It was decorated with independent film awards in 2012, including the Waldo Salt Screewriting Award from Sundance, the Overlooked Film of the Year from Phoenix Film Critics, the Independent Spirit Award for Best First Screenplay, and an ALMA Award to Aubrey Plaza for her dynamite performance as a Seattle-based magazine intern named Darius.

“Safety Not Guaranteed,” which is about a team of journalists who chase after a story from a classifieds ad seeking a partner to travel through time, is as ambitious as film’s come these days and it delivers. Its stars, including the award-winning Plaza, are each excellent in their own right.

Plaza plays Darius, a young intern who has a lot to say but is on the verge of losing any aspirations. Jake Johnson plays Jeff, a hilarious Escalade-owning journalist who battles with the limitations of his age. Mark Duplass plays Kenneth, the one who posted the classifieds ad.

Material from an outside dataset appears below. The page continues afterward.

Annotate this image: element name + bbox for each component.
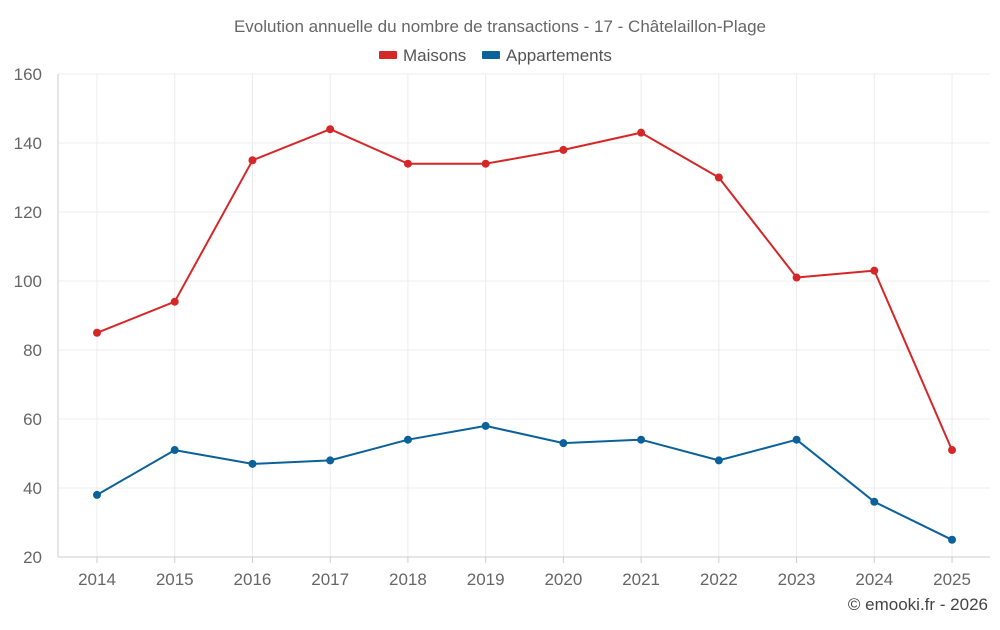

The film is as creative as it is surprisingly heartfelt, as Darius’ interest in Kenneth grows from professional, to surprising, to friendly, to emotional. Plaza and Duplass are wonderful together, shining in one scene when Kenneth puts Darius through extensive gun training and another when Darius comforts Kenneth who is embarrassed about his fake ear.

Plaza alone carries this movie and earns her ALMA Award. She’s lightning in a bottle.

Johnson is excellent, carrying his character through a number of solo scenes. He’s supposed to be the serious journalist, but he uses the the team’s undercover trip as a vacation to hook up with one of his old main squeezes. He’s admirable, though, battling with the realization that he can’t do the same things he used to, so he finds solace in helping 21-year-old Arnau, played by Karan Soni, live it up while he still can (cough, cough, he gets him laid).

The screenwriter, Derek Connolly, openly plays with the idea that everyone thinks Kenneth is crazy for thinking he can time travel—although, he says he’s done it before—which is an important aspect of the film because the more truth that comes out about what is happening, the more invested we and the characters become in the whole idea.

Connolly is creative and inventive in his writing, especially for his first go-round. The movie establishes the clever item of a tin box, which would contain letters from the past if Kenneth or Darius gets hurt or something happens during their time traveling. Moreover, the script plays with the mystery behind two things: Kenneth’s reason for going back to 2001 and what’s in Kenneth’s garage. When we finally find out each, it’s quite miraculous. Really something.

Common sense tells us time traveling isn’t real, but the further into the movie we get the more we want it to be true—and the same is being felt by the characters; in fact, they realize Kenneth may have some chops when they realize he’s actually being followed by governmental employees. Following their realization, Kenneth in one car, agents in another, and Jeff, Darius and Arnau in another, we get a hilarious and ironic 15-miles-per-hour car chase.

“Safety Not Guaranteed” is quite incredible, whether we’re talking about the actors, writing or the idea. It’s the kind of film that’s few and far between the usual crap that hits theaters these days and serves as a reminder that independent films can really entertain and push the envelope. “Safety Not Guaranteed” does it right, at least reminding us to keep our eyes open because you never know when you’ll stumble upon the chance of a lifetime in the classifieds.